Schools Must Support Educators While Keeping Tabs on Tech Trends
Modern learning environments seamlessly integrate technology into spaces that are designed around teaching and learning, giving instructors and students the tools they need to succeed in a physical setting that promotes collaboration and supports multiple learning styles. While connected devices are an important part of modern learning environments, audiovisual equipment and even classroom furniture are also essential to creating spaces that are conducive to teaching that focuses on future-ready skills.
A modern learning environment requires more than just investments in physical assets. Although the concept of the modern learning environment is still emerging, a consensus is already forming around best practices, which include a commitment to student-centered learning and professional development for educators.
Getting Teachers on Board with IT
No matter what investments school districts make to create a modern learning environment, they likely won’t have much impact if teachers don’t use them. According to a 2017 study by Blackboard and Project Tomorrow, a majority of school principals (51 percent) and technology leaders (67 percent) say that the greatest challenge they face in implementing digital learning or expanding technology use is motivating teachers to change their traditional instructional practices. And, while 71 percent of district administrators say that the effective use of technology is “extremely important” for student success, only 43 percent of classroom teachers say the same.
To change teacher attitudes, school and district leaders must show instructors how technology can benefit their practice and provide them with resources that set them up for success. The Blackboard and Project Tomorrow study identifies five essential elements that teachers need to effectively and efficiently integrate digital content, tools and resources into daily instruction in their classroom: planning time to work with colleagues, a classroom set of devices for student use, readily available tech support, professional development and reliable internet.
Leaders should also follow key trends to be prepared for what's coming next.
Ed Tech to Keep an Eye On in the Next Five Years
In their K–12 2017 Horizon report, the New Media Consortium and the CoSN predict that these technologies will have a significant impact on classrooms within the next five years
One Year Or Less
- Makerspaces — These spaces, where students use tools such as 3D printers, laser cutters and animation software, are emerging as a vehicle to expose students to technical disciplines and encourage creative and entrepreneurial thinking.
- Robotics — Educators are leveraging robotics to promote critical and computational thinking, and to provide hands-on learning in STEM subjects.
Two to Three Years
- Analytics — As schools work with and interpret Big Data, they will develop improved ways to make targeted decisions that will enhance student learning and assist at-risk students.

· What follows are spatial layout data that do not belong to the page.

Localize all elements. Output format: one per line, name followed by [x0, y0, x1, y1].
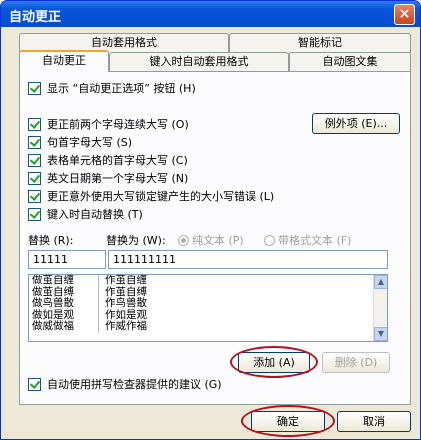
checkbox-label: 自动使用拼写检查器提供的建议 (G)	[47, 378, 222, 391]
replacement-list[interactable]: 做茧自缠 作茧自缠 做茧自缚 作茧自缚 做鸟兽散 作鸟兽散 做如是观 作如是观 …	[28, 274, 388, 342]
radio-selected-icon[interactable]	[178, 235, 189, 246]
scroll-up-icon[interactable]: ▲	[374, 275, 387, 289]
two-initial-caps-checkbox[interactable]: 更正前两个字母连续大写 (O)	[28, 116, 189, 132]
checkbox-label: 句首字母大写 (S)	[47, 136, 133, 149]
tab-autoformat-as-you-type[interactable]: 键入时自动套用格式	[109, 52, 289, 72]
entry-from: 做茧自缠	[29, 275, 99, 287]
autocorrect-panel: 显示 “自动更正选项” 按钮 (H) 更正前两个字母连续大写 (O) 例外项 (…	[19, 71, 411, 405]
checkbox-checked-icon[interactable]	[28, 189, 41, 203]
tab-label: 自动套用格式	[91, 36, 157, 49]
exceptions-button[interactable]: 例外项 (E)...	[312, 113, 400, 134]
replace-with-input[interactable]: 111111111	[108, 250, 388, 269]
replace-input[interactable]: 11111	[28, 250, 106, 269]
checkbox-label: 更正前两个字母连续大写 (O)	[47, 118, 189, 131]
checkbox-label: 更正意外使用大写锁定键产生的大小写错误 (L)	[47, 190, 275, 203]
entry-to: 作鸟兽散	[105, 297, 147, 309]
list-item[interactable]: 做茧自缚 作茧自缚	[29, 286, 387, 298]
entry-from: 做威做福	[29, 321, 99, 333]
list-item[interactable]: 做威做福 作威作福	[29, 321, 387, 333]
title-bar: 自动更正 ×	[1, 1, 420, 27]
autocorrect-dialog: 自动更正 × 自动套用格式 智能标记 自动更正 键入时自动套用格式 自动图文集 …	[0, 0, 421, 440]
scroll-down-icon[interactable]: ▼	[374, 327, 387, 341]
list-item[interactable]: 做鸟兽散 作鸟兽散	[29, 298, 387, 310]
capitalize-table-cells-checkbox[interactable]: 表格单元格的首字母大写 (C)	[28, 152, 188, 168]
close-icon[interactable]: ×	[394, 4, 415, 25]
checkbox-checked-icon[interactable]	[28, 153, 41, 167]
replace-label: 替换 (R):	[28, 234, 74, 247]
tab-autotext[interactable]: 自动图文集	[289, 52, 411, 72]
use-spellchecker-checkbox[interactable]: 自动使用拼写检查器提供的建议 (G)	[28, 376, 222, 392]
list-item[interactable]: 做如是观 作如是观	[29, 309, 387, 321]
entry-to: 作威作福	[105, 320, 147, 332]
caps-lock-checkbox[interactable]: 更正意外使用大写锁定键产生的大小写错误 (L)	[28, 188, 274, 204]
show-buttons-checkbox[interactable]: 显示 “自动更正选项” 按钮 (H)	[28, 80, 196, 96]
replace-as-you-type-checkbox[interactable]: 键入时自动替换 (T)	[28, 206, 143, 222]
tab-label: 键入时自动套用格式	[149, 55, 249, 68]
radio-icon[interactable]	[264, 235, 275, 246]
tab-label: 智能标记	[298, 36, 342, 49]
entry-from: 做鸟兽散	[29, 298, 99, 310]
capitalize-sentences-checkbox[interactable]: 句首字母大写 (S)	[28, 134, 132, 150]
checkbox-checked-icon[interactable]	[28, 207, 41, 221]
checkbox-checked-icon[interactable]	[28, 117, 41, 131]
tab-label: 自动更正	[42, 54, 86, 67]
capitalize-days-checkbox[interactable]: 英文日期第一个字母大写 (N)	[28, 170, 188, 186]
radio-label: 纯文本 (P)	[192, 234, 244, 247]
checkbox-label: 键入时自动替换 (T)	[47, 208, 143, 221]
tab-smart-tags[interactable]: 智能标记	[229, 33, 411, 53]
checkbox-label: 表格单元格的首字母大写 (C)	[47, 154, 188, 167]
tab-autocorrect[interactable]: 自动更正	[19, 50, 109, 72]
checkbox-checked-icon[interactable]	[28, 81, 41, 95]
list-scrollbar[interactable]: ▲ ▼	[373, 275, 387, 341]
formatted-text-radio[interactable]: 带格式文本 (F)	[264, 232, 351, 248]
checkbox-checked-icon[interactable]	[28, 135, 41, 149]
list-item[interactable]: 做茧自缠 作茧自缠	[29, 275, 387, 287]
checkbox-label: 英文日期第一个字母大写 (N)	[47, 172, 189, 185]
entry-to: 作茧自缠	[105, 274, 147, 286]
tab-label: 自动图文集	[322, 55, 378, 68]
checkbox-label: 显示 “自动更正选项” 按钮 (H)	[47, 82, 196, 95]
delete-button[interactable]: 删除 (D)	[322, 352, 390, 373]
highlight-circle	[241, 405, 335, 437]
highlight-circle	[230, 346, 318, 378]
radio-label: 带格式文本 (F)	[278, 234, 352, 247]
plain-text-radio[interactable]: 纯文本 (P)	[178, 232, 244, 248]
cancel-button[interactable]: 取消	[337, 411, 411, 432]
checkbox-checked-icon[interactable]	[28, 171, 41, 185]
window-title: 自动更正	[9, 10, 62, 25]
checkbox-checked-icon[interactable]	[28, 377, 41, 391]
with-label: 替换为 (W):	[106, 234, 166, 247]
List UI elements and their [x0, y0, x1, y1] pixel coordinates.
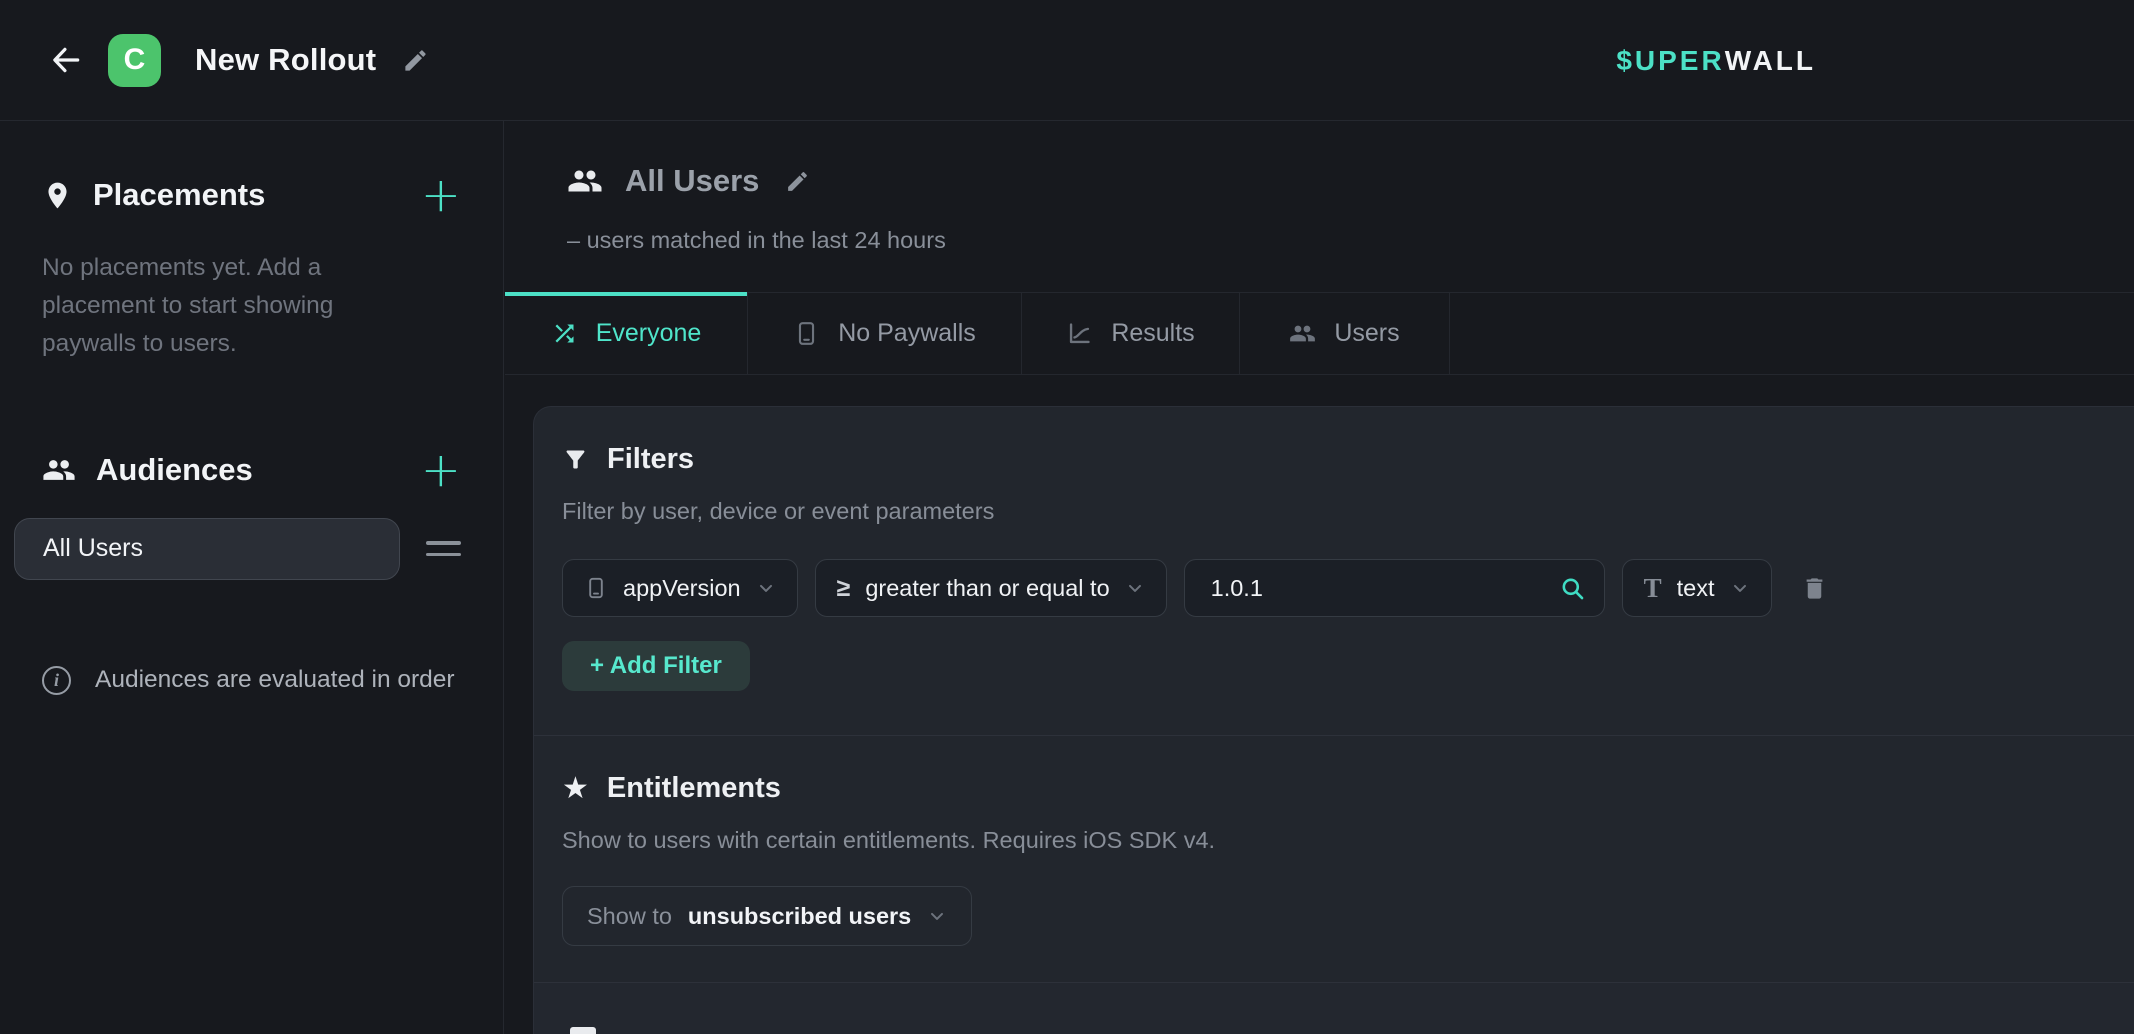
edit-title-pencil-icon[interactable] [402, 47, 429, 74]
entitlements-subtitle: Show to users with certain entitlements.… [562, 827, 2134, 854]
entitlements-section: ★ Entitlements Show to users with certai… [534, 736, 2134, 946]
audience-subtitle: – users matched in the last 24 hours [567, 227, 946, 254]
show-to-value: unsubscribed users [688, 903, 911, 930]
info-icon: i [42, 666, 71, 695]
filter-field-value: appVersion [623, 575, 741, 602]
main-content: All Users – users matched in the last 24… [505, 121, 2134, 1034]
show-to-dropdown[interactable]: Show to unsubscribed users [562, 886, 972, 946]
filter-operator-value: greater than or equal to [865, 575, 1109, 602]
filters-section: Filters Filter by user, device or event … [534, 407, 2134, 691]
audience-config-panel: Filters Filter by user, device or event … [533, 406, 2134, 1034]
back-button[interactable] [44, 38, 88, 82]
filter-value-field[interactable] [1184, 559, 1605, 617]
chevron-down-icon [927, 906, 947, 926]
filters-heading: Filters [562, 443, 2134, 476]
sidebar: Placements + No placements yet. Add a pl… [0, 121, 504, 1034]
add-audience-button[interactable]: + [421, 450, 461, 490]
filter-type-value: text [1677, 575, 1715, 602]
shuffle-icon [551, 320, 578, 347]
star-icon: ★ [562, 774, 589, 804]
tab-results[interactable]: Results [1022, 293, 1240, 374]
entitlements-heading: ★ Entitlements [562, 772, 2134, 805]
pin-icon [42, 180, 73, 211]
chevron-down-icon [1730, 578, 1750, 598]
show-to-label: Show to [587, 903, 672, 930]
page-title: New Rollout [195, 42, 376, 78]
order-note-text: Audiences are evaluated in order [95, 666, 455, 694]
add-filter-button[interactable]: + Add Filter [562, 641, 750, 691]
filter-value-input[interactable] [1209, 574, 1544, 603]
audience-item-label: All Users [43, 534, 143, 563]
app-initial: C [124, 43, 146, 77]
arrow-left-icon [49, 43, 83, 77]
tab-label: Everyone [596, 319, 702, 348]
logo-secondary: WALL [1725, 45, 1816, 77]
next-section-icon-fragment [570, 1027, 596, 1034]
tab-label: No Paywalls [838, 319, 976, 348]
filters-subtitle: Filter by user, device or event paramete… [562, 498, 2134, 525]
audience-list-row: All Users [14, 518, 461, 580]
edit-audience-pencil-icon[interactable] [785, 169, 810, 194]
top-bar: C New Rollout $UPERWALL [0, 0, 2134, 121]
placements-header: Placements + [42, 175, 461, 215]
phone-icon [793, 320, 820, 347]
tab-everyone[interactable]: Everyone [505, 293, 748, 374]
audiences-title: Audiences [96, 452, 253, 488]
superwall-logo: $UPERWALL [1616, 0, 1816, 121]
filters-title: Filters [607, 443, 694, 476]
chevron-down-icon [1125, 578, 1145, 598]
filter-row: appVersion ≥ greater than or equal to T [562, 559, 2134, 617]
tab-no-paywalls[interactable]: No Paywalls [748, 293, 1022, 374]
gte-icon: ≥ [837, 574, 851, 603]
filter-operator-dropdown[interactable]: ≥ greater than or equal to [815, 559, 1167, 617]
tab-label: Users [1334, 319, 1399, 348]
chart-icon [1066, 320, 1093, 347]
chevron-down-icon [756, 578, 776, 598]
users-icon [1289, 320, 1316, 347]
users-icon [567, 163, 603, 199]
trash-icon [1801, 575, 1828, 602]
add-placement-button[interactable]: + [421, 175, 461, 215]
entitlements-title: Entitlements [607, 772, 781, 805]
tab-users[interactable]: Users [1240, 293, 1450, 374]
audiences-header: Audiences + [42, 450, 461, 490]
next-section-strip [534, 983, 2134, 1034]
app-icon: C [108, 34, 161, 87]
audience-order-note: i Audiences are evaluated in order [42, 666, 461, 695]
audience-title: All Users [625, 163, 759, 199]
filter-field-dropdown[interactable]: appVersion [562, 559, 798, 617]
tab-label: Results [1111, 319, 1194, 348]
search-icon [1559, 575, 1586, 602]
superwall-rollout-screen: C New Rollout $UPERWALL Placements + No … [0, 0, 2134, 1034]
text-type-icon: T [1644, 575, 1662, 602]
placements-title: Placements [93, 177, 265, 213]
funnel-icon [562, 446, 589, 473]
drag-handle[interactable] [426, 541, 461, 556]
tab-bar-filler [1450, 293, 2134, 374]
placements-empty-text: No placements yet. Add a placement to st… [42, 249, 372, 364]
audience-detail-header: All Users [567, 163, 810, 199]
phone-icon [584, 576, 608, 600]
users-icon [42, 453, 76, 487]
sidebar-item-all-users[interactable]: All Users [14, 518, 400, 580]
filter-type-dropdown[interactable]: T text [1622, 559, 1772, 617]
tab-bar: Everyone No Paywalls Results Users [505, 292, 2134, 375]
logo-primary: $UPER [1616, 45, 1724, 77]
delete-filter-button[interactable] [1801, 575, 1828, 602]
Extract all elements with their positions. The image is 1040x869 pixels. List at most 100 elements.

- Virtual Reality — VR headsets and applications will help educators transport students to distant geographical locations and give them up-close views of scientific phenomena ranging from hurricanes to the circulatory system.
Four to Five Years
- Artificial Intelligence — AI has the potential to provide insights into teaching and learning, and to relieve teachers of tedious tasks.
- Internet of Things — IoT technologies are already helping schools operate their facilities more efficiently. Over time, they will also help educators better understand how certain actions can impact student achievement.